Dama Techat pareció intrigada.
—¿Quién intenta perjudicarte?
Iker probó suerte.
—Dos marineros, Ojo-de-Tortuga y Cuchillo-afilado. Su barco se llama El rápido.
Siguió un largo silencio.
—Descríbeme al tal Ojo-de-Tortuga.
El muchacho lo hizo.
—Tengo la impresión de que el personaje no me es desconocido, pero mis recuerdos son vagos. Tendré que hacer algunas investigaciones que, sin duda, exigirán mucho tiempo.
Iker comenzó a soñar. ¡Por fin una esperanza! Pero la desconfianza hizo presa en él.
—¿Por qué vais a ayudarme?
—Porque me gustas.

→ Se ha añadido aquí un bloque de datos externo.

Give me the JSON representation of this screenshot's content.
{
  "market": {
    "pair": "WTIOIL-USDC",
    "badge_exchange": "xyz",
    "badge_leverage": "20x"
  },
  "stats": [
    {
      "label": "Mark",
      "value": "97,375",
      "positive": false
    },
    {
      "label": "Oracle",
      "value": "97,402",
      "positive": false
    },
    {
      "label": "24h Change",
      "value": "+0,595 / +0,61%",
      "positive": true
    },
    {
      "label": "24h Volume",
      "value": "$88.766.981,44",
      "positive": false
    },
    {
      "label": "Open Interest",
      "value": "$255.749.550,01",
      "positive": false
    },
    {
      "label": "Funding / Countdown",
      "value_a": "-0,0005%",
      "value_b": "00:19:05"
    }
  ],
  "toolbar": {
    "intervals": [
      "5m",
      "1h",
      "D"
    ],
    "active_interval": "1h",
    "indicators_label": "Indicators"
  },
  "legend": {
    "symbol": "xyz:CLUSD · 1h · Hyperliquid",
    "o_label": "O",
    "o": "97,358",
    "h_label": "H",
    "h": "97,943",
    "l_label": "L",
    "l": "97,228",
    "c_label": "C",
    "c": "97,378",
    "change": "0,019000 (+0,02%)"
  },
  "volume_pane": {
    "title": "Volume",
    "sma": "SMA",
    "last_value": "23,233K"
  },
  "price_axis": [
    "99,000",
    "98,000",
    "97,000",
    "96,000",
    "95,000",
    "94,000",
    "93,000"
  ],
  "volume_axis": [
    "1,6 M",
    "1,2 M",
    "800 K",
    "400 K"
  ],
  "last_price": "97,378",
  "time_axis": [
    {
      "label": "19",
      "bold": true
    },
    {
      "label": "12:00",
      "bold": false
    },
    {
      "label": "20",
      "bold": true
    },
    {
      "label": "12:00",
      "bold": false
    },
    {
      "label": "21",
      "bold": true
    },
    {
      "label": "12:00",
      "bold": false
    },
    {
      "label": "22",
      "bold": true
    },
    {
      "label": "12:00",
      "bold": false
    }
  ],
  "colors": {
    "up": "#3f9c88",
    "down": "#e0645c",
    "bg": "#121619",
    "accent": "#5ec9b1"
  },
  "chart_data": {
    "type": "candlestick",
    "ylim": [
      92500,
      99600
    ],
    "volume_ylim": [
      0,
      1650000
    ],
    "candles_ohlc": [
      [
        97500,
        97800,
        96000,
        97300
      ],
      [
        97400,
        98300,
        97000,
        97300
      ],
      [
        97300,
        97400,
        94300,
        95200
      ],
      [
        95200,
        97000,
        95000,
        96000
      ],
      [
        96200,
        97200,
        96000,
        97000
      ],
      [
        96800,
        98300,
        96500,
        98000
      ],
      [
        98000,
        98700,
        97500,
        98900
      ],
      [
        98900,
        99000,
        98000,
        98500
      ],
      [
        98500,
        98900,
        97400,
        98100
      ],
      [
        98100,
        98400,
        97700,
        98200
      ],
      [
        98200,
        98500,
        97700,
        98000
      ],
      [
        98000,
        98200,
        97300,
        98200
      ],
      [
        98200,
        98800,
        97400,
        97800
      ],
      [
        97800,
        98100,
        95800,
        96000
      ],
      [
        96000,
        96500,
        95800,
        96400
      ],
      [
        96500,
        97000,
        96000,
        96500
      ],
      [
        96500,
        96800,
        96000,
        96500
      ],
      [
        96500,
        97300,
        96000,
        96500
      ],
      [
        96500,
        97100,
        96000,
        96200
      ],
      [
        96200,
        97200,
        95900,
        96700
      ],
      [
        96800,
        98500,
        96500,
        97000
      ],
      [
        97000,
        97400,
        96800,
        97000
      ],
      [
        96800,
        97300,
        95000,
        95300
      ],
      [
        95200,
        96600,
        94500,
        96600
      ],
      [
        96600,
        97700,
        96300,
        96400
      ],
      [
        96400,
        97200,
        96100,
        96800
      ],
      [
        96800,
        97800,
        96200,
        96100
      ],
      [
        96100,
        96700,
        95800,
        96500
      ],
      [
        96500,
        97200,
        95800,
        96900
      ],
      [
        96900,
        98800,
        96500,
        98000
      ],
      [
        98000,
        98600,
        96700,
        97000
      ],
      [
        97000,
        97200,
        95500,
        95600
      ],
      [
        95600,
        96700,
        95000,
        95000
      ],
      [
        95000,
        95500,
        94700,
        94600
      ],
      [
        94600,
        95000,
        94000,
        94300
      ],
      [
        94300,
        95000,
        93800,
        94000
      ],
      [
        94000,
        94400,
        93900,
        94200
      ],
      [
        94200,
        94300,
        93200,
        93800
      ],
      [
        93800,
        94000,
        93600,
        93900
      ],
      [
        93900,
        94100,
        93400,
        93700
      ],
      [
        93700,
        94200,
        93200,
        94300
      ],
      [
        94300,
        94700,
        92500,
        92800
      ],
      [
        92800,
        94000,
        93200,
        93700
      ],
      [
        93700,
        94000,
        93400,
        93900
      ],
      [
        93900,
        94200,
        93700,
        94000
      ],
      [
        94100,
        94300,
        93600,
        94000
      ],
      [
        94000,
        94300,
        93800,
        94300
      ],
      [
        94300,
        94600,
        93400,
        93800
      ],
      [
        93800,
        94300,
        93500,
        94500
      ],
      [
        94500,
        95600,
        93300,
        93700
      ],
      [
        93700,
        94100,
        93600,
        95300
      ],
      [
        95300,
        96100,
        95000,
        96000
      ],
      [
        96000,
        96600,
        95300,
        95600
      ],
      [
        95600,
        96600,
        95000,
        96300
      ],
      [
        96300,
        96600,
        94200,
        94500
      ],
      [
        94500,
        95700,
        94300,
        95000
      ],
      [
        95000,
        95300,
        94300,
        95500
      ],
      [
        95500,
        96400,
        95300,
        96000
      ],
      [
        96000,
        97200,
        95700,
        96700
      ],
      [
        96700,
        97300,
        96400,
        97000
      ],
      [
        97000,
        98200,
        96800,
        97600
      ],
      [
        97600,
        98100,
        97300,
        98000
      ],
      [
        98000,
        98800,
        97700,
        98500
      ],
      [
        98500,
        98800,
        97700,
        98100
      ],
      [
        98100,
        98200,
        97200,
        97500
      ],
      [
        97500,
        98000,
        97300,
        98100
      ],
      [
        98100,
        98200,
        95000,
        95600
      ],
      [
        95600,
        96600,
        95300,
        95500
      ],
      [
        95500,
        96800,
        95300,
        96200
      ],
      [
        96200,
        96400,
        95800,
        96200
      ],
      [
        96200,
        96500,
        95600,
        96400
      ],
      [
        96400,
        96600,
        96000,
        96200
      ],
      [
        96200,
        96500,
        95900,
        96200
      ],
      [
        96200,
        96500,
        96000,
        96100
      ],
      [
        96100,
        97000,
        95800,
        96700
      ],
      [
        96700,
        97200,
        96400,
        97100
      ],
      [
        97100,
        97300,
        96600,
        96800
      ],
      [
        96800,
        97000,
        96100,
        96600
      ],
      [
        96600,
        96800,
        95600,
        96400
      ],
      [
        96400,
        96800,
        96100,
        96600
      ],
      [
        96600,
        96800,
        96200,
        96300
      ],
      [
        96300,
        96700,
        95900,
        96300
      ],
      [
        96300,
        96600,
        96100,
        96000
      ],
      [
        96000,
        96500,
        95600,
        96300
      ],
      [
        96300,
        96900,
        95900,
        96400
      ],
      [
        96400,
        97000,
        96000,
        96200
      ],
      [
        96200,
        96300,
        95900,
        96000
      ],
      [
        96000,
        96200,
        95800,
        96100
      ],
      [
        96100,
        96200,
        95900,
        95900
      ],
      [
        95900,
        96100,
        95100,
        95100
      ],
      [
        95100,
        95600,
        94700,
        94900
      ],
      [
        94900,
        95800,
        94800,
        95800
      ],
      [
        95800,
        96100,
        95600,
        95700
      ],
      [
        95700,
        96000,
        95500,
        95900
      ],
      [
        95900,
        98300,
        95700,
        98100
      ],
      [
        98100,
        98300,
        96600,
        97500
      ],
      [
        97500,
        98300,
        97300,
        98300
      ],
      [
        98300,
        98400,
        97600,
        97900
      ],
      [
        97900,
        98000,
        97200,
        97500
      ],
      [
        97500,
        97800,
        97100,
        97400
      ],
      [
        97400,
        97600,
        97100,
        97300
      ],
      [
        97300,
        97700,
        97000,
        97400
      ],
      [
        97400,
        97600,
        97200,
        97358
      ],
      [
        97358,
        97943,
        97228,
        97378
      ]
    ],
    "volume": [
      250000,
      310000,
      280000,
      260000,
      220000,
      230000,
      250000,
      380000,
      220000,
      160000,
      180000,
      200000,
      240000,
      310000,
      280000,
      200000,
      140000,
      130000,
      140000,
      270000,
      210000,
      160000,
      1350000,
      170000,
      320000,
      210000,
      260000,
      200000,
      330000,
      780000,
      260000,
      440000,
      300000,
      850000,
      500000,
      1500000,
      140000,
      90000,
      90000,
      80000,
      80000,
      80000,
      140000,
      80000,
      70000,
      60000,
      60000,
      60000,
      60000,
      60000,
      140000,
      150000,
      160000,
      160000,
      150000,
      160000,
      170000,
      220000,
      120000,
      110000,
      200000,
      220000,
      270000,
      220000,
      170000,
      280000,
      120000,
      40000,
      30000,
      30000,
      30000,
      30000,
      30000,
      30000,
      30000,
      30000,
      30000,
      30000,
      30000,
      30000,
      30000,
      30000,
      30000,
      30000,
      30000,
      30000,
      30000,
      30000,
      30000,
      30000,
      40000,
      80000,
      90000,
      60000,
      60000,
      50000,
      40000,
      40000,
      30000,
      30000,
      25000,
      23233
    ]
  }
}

Oh, no te confundas, muchacho, sólo me complacen los hombres de mi edad, siempre que no me molesten en mi trabajo con la pretensión de ser más competentes que yo. Tú, Iker, no te pareces a nadie. Te anima un ardor desconocido, un ardor tan potente que los envidiosos sólo piensan en arrebatártelo. Ésa es, probablemente, la causa de tus problemas.
Permaneciendo ojo avizor, el muchacho no le hizo confidencias.
—Me encargaré de obtener tu traslado —anunció Dama Techat—. Mañana mismo serás el ayudante del guardián de los archivos de la provincia. Hay muchos documentos esperando ser clasificados. Tal vez encuentres ahí tu felicidad.